Replica dire wolf skull
Bone collection including deer tibia, left, and mammoth toe, center of top row.
Culled Skulls
Perched in a corner is the plaster cast of a skull from a dire wolf, a real animal that was widespread across North America and went extinct about 10,000 years ago (vs. the fictional direwolf of “Game of Thrones”). It was owned by Stan Olsen, a founder of the field of zooarchaeology who predated Pavão-Zuckerman as curator at the Arizona State Museum. “He was a wonderful artist and illustrator,” she said.
She also keeps a small collection of real skulls on a bookshelf, including ones from a raccoon and fox. They’re found alongside a deer tibia carved into a laser pointer gifted by a fellow grad student at the University of Georgia as a graduation present, alongside with a fossilized mammoth toe, at least 12,000 years old.
Then-graduate student Pavão-Zuckerman, right, with uncle Alan Tonetti, center, and great-aunt Barbara Mathieu, a cultural anthropologist.
Archaeologist Uncle
Raised in a small town in upstate New York, Pavão-Zuckerman always loved anatomy and evolution, tracing all the bones of a cat paw from the encyclopedia as a child. She was first exposed to archaeology when she visited her uncle (pictured at center in the photo above) at a dig in Ohio at age 6. She recalls passing dirt through a filter, collecting artifacts and picking an item—which turned out to be a fish vertebra—to show him. “I go, ‘Uncle Alan, what’s that?’ And he says, ‘That’s the remains of someone’s dinner from a long time ago,’” she said.

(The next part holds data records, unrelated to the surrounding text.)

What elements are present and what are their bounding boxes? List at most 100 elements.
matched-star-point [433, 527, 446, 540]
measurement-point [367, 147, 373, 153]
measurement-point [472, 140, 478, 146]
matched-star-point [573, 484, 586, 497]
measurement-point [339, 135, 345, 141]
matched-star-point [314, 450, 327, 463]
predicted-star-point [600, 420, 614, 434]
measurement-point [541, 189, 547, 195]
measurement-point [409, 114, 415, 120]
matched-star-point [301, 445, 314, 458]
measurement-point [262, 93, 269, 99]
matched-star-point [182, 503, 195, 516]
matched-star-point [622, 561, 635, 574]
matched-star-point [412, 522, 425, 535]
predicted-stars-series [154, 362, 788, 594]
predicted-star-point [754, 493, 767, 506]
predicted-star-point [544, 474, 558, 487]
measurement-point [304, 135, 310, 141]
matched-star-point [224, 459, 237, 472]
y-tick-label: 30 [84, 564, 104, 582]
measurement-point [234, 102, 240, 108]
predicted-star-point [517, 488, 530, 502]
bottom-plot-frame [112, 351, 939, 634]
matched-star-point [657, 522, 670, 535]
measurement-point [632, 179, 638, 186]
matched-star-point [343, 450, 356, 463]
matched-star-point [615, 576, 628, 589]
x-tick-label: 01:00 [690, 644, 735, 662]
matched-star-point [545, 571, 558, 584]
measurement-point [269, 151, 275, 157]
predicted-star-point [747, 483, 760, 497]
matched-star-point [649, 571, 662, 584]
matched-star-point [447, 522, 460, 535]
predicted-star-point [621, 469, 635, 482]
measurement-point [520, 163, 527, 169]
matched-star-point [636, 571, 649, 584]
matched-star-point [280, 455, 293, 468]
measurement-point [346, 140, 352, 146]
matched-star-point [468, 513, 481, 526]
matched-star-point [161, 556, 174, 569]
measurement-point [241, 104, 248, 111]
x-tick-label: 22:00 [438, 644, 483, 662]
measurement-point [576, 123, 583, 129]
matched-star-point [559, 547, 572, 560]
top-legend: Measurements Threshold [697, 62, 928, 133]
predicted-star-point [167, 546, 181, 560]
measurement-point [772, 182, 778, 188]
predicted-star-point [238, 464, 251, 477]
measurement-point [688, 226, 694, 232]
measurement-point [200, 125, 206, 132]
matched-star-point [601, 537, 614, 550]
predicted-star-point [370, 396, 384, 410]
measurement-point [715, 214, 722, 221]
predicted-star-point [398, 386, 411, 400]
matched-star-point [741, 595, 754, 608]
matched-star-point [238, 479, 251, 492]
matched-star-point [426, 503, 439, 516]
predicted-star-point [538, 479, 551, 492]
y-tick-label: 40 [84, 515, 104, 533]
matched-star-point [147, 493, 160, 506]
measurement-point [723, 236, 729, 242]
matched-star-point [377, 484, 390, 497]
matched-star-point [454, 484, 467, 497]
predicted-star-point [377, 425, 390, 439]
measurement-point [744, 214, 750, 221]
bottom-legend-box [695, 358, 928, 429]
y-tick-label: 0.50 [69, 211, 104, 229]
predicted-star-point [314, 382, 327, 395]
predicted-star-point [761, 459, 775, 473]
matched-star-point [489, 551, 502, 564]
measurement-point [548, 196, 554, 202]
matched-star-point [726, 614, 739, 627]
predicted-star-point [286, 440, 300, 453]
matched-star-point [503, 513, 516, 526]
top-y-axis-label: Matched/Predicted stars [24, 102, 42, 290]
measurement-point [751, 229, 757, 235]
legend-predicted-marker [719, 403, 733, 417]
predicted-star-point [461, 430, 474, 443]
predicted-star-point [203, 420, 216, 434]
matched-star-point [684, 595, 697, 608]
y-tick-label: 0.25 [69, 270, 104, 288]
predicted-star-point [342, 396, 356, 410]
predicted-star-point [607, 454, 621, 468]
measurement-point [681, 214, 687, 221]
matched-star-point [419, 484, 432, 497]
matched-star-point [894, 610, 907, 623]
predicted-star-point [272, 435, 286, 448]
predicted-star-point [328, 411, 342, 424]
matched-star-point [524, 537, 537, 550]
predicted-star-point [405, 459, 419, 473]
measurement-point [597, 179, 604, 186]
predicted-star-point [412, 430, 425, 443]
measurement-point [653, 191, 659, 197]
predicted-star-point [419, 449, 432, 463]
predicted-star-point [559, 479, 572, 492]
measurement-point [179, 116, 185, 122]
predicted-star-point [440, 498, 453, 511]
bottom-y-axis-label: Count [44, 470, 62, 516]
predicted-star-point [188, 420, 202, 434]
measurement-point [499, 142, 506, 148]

Victory flag belonging to Pavão-Zuckerman's grandfather
A bottle turned into a lamp, created from wine made by Pavão-Zuckerman's Italian cousin
Victory Day Flag
Pavão-Zuckerman’s maternal grandfather was born in Italy in 1912, immigrating to the United States with his mother when he was 8 years old. He later fought for the Americans in World War II in North Africa and China. “They fled Italy because of fascism, then later fought against his birth country,” she said. Her great-grandmother bought the victory flag for her son to celebrate the end of the war, and when she returned to the old family home in Northern Italy in the 1950s, she brought it back with her. When Pavão-Zuckerman’s family visited last summer, they brought the flag back as a way to remember him. On the right, the bottle-turned-lamp is another Italian memento; the wine was made by a cousin.
Islamic Medical Drawing
Her mother, a former Peace Corps volunteer and avid traveler, brought this illustration of the human body back from Turkey. “My childhood was surrounded by material culture from everywhere around the world,” Pavão-Zuckerman said. “That’s what anthropology is all about: what makes us all human, diverse and amazing.”